Quedaba así Carrera dueño del ejecutivo y convencido de que la clausura del Parlamento se asemejaba a la disolución de la Junta Conservadora en el Río de la Plata. Hay que celebrar –decía- “que estén uniformadas las ideas de ambos Estados”; y que Chile, al seguir la huella de la “inmortal Buenos Aires”, adopte el camino más propicio para consolidar su independencia.
Autoritarismo vigoroso
Buena parte de la elite, a esas alturas, compartía ese ideal, la independencia, pero le repugnaba, por los excesos que cometió, el “autoritarismo vigoroso” de Carrera. Era un estilo de gobierno contrario a la tradición política colonial y, desde luego, a lo que enseñaban Rousseau y otros autores que predicaban la modernidad republicana. Algunos, por lo mismo, le hicieron ver que el “pueblo se hallaba oprimido y tiranizado”; otros le advirtieron que “no hay resorte capaz de contener a los hombres que se creen oprimidos del despotismo” y hubo quien, en respuesta a la persecución de que fue objeto por sus opiniones privadas, le hizo notar que la “libertad de pensar era invulnerable… (Y que) los grillos, las cadenas y aún la muerte misma no tienen imperio para destruirla”.

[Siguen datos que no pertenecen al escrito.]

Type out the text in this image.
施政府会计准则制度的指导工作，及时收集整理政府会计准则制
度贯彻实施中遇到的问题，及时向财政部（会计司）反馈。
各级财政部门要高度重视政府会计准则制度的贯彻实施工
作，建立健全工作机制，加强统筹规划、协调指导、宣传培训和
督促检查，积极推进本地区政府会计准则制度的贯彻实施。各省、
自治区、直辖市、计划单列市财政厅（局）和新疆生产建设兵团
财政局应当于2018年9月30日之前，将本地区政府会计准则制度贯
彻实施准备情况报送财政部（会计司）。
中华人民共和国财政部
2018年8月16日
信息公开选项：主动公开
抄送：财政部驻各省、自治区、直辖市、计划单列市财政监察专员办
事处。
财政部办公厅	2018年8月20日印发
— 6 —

El ambiente contrario al caudillo, unido a los escasos éxitos militares que consiguió en los enfrentamientos con las tropas realistas mandadas por el virrey del Perú, movieron a la nueva Junta Gubernativa –de la que ya no formaba parte- a ordenarle que entregara su renuncia a la jefatura del ejército. Sus intentos por recuperar el poder se estrellaron con la oposición de buena parte de la elite, convencida de que los “sagrados derechos de los pueblos no deben ser hollados… por una facción popular, ni por una sorpresa de las armas”.
Bernardo O’Higgins, que lo reemplazó en dicho cargo, no pudo evitar que los realistas obtuvieran una gran victoria en el sitio de Rancagua, acaecido en 1814. Ese desastre importó que Chile, de la noche a la mañana, volviera a ser una colonia de España. Pero fue por breve tiempo. Porque tres años más tarde los “auxilios de la “generosa e inmortal Buenos Aires”, así como el ilimitado esfuerzo de Cuyo, le dieron al general José de San Martín los recursos para organizar el Ejército de Los Andes.
Será esta fuerza la que derrote, en 1817, a las armas realistas en la batalla de Chacabuco, dejando así la ruta despejada para que se comenzara a consolidar la “regeneración” americana, y para que el destino de Chile quedara en manos de los chilenos, al igual que la compleja tarea, comenzada siete años antes, de construir una patria independiente.
* Docente universitario. Miembro de número de la Academia Chilena de la Historia.